Anxiety levels would thus be reduced by about 20%, mental fatigue reduced and serotonin levels (the neuromediator of sleep) increased. The results of four trials published in India indicate that bacopa can improve cognitive faculties and memory in healthy schoolchildren.
Ginseng (Panax ginseng, panax meaning universal remedy in Latin) is an adaptogenic plant. It contains a high content of acid polysaccharides, which gives it “anti-fatigue” properties.
It is a recognized medicinal plant from Asia; it can be available as white ginseng or red ginseng (its color is the result of a special smoking treatment). The ginsenoid content must be at least 7%, which gives it the property of metabolic tonic.
Guarana (Paulliniacupana, Paulliniasorbilis) is a shrub native to Brazil and Amazonia belonging to the Sapindaceae family. The Amerindians of Amazonia consumed it in a stimulating drink after having roasted the seeds and having reduced them to powder.
Indeed, guarana seeds are rich in tonic-nervine substances that act on the encephalic nerve centers. But the most important is the caffeine content (“guaranine”) of 2.5% to 7%, i.e. 2 to 3.5 times more than in coffee beans.
However, due to its high caffeine content, Guarana is contraindicated for pregnant and breastfeeding women, children, in case of hypertension, heart problems, ulcers, and insomnia.
Rhodiola (Rhodiola rosea) is an adaptogenic plant that contains two substances: rosavin and salidroside present in the root. These two substances promote the transport of precursors of serotonin, a neurotransmitter of the nervous system.
The adaptogenic and anti-stress properties of this plant have been studied in particular through several double-blind studies in students under stress. Its anti-stress action is due to its stimulating action on adrenal hormones.
The Ginkgo (Ginkgo biloba, also known as the “tree of forty crowns”) is a tree that dates back approximately 270 million years. It has the reputation of being the first plant to have grown after the nuclear bomb explosion in Hiroshima (Japan).
Its leaves contain valuable active ingredients such as terpenes and flavonoids. It is the flavonoids that promote the dilation of blood vessels and in particular to increase cerebral blood flow. These circulatory properties were recognized by Commission E and the World Health Organization (WHO) and from several tests.
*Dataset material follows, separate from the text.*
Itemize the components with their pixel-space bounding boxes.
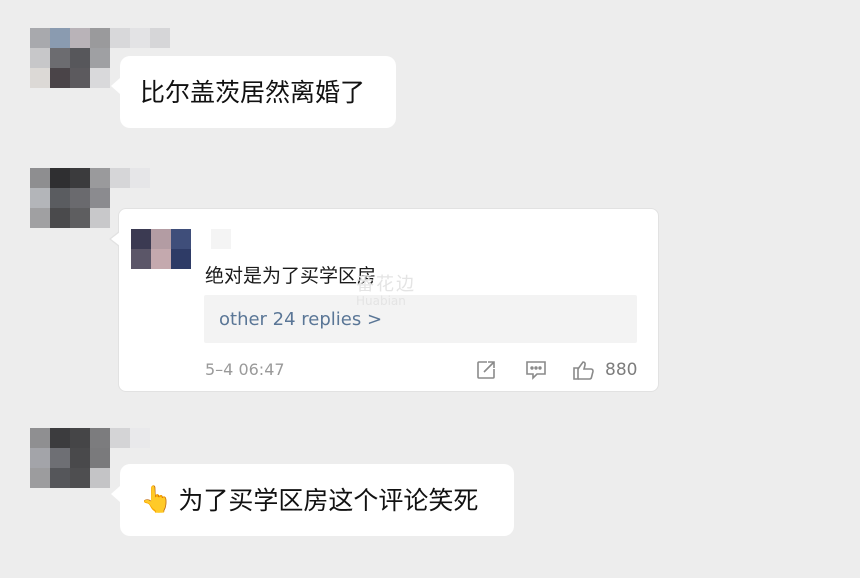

Note, however, contradictions due to drug interactions with anticoagulant treatment, increasing the risk of hemorrhage, with some beta-blockers, with antidiabetic treatment, with gastroesophageal reflux inhibitors, antihypertensive, and antiangoreals.
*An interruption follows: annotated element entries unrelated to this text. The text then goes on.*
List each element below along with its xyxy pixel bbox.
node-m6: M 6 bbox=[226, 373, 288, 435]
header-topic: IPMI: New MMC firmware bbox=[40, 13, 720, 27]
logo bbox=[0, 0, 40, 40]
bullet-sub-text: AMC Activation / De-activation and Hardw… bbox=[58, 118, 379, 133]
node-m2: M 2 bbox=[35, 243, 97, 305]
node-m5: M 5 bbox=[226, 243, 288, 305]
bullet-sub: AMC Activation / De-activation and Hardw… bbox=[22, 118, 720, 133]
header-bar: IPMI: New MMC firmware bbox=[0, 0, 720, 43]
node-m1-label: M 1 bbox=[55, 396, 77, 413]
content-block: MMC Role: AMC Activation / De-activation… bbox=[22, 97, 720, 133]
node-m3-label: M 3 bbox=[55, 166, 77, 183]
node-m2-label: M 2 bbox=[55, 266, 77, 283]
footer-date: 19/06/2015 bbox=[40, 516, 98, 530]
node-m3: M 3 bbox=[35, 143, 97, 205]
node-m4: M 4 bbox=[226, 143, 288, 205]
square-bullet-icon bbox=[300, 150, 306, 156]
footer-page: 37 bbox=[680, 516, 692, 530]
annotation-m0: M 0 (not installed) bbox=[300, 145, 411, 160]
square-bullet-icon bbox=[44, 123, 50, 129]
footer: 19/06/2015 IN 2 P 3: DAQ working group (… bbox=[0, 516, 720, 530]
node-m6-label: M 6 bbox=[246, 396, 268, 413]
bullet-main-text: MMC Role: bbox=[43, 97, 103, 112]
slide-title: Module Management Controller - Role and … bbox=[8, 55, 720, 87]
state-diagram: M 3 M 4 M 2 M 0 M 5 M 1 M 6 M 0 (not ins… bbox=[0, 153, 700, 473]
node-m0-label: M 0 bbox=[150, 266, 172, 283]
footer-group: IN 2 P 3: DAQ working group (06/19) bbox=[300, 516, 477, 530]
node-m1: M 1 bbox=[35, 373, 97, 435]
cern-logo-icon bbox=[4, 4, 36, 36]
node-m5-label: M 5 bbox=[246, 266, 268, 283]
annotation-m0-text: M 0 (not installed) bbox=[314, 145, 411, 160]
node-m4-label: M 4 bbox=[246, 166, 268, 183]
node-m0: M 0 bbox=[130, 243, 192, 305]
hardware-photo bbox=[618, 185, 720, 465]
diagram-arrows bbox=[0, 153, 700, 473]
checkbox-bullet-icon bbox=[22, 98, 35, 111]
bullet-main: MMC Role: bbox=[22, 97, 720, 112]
Eleutherococcus (Eleutherococcus senticosus) is an adaptogenic plant, containing polysaccharides, eleutherosides, coumarins, vitamins, and amino acids in the root. These substances give it anti-stress and central nervous system (CNS) stimulating properties.
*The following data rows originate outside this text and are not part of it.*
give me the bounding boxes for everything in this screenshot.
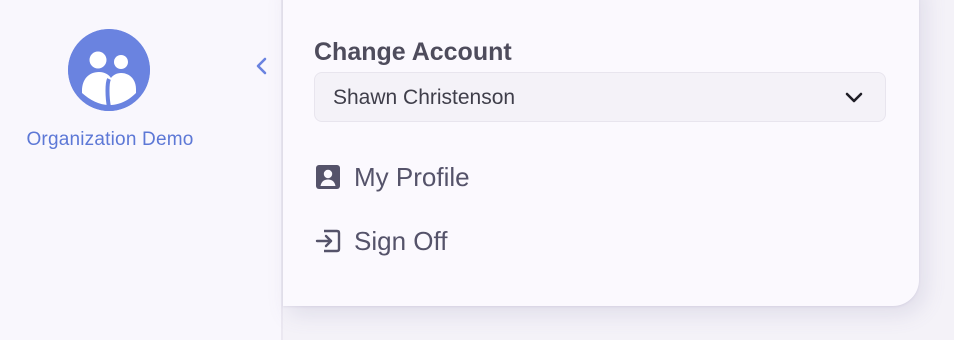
sign-out-icon — [315, 229, 341, 253]
chevron-left-icon — [256, 57, 267, 75]
sign-off-menu-item[interactable]: Sign Off — [314, 221, 614, 261]
my-profile-label: My Profile — [354, 162, 470, 192]
change-account-title: Change Account — [314, 38, 512, 66]
sign-off-label: Sign Off — [354, 226, 448, 256]
account-select[interactable]: Shawn Christenson — [314, 72, 886, 122]
app-root: Organization Demo Change Account Shawn C… — [0, 0, 954, 340]
account-menu-panel: Change Account Shawn Christenson My Prof… — [283, 0, 919, 306]
collapse-sidebar-button[interactable] — [248, 52, 274, 80]
org-avatar-icon[interactable] — [68, 29, 150, 111]
my-profile-menu-item[interactable]: My Profile — [314, 157, 614, 197]
org-name-label: Organization Demo — [26, 129, 194, 150]
sidebar: Organization Demo — [0, 0, 283, 340]
profile-card-icon — [316, 165, 340, 189]
chevron-down-icon — [845, 92, 863, 103]
selected-account-value: Shawn Christenson — [333, 86, 516, 109]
Chronic Fatigue Syndrome is not to be taken lightly. It can affect both the physical and mental and have repercussions on all aspects of our lives. Both allopathic and phytotherapeutic solutions exist to deal with it as part of a healthy lifestyle.
In addition to these, it is essential to: eat a balanced and seasonal diet, reduce alcohol and tobacco consumption, exercise at least 30 minutes a day, and sleep at least 7 hours a night.
Finally, when chronic fatigue becomes insurmountable, it’s recommended to consult a doctor.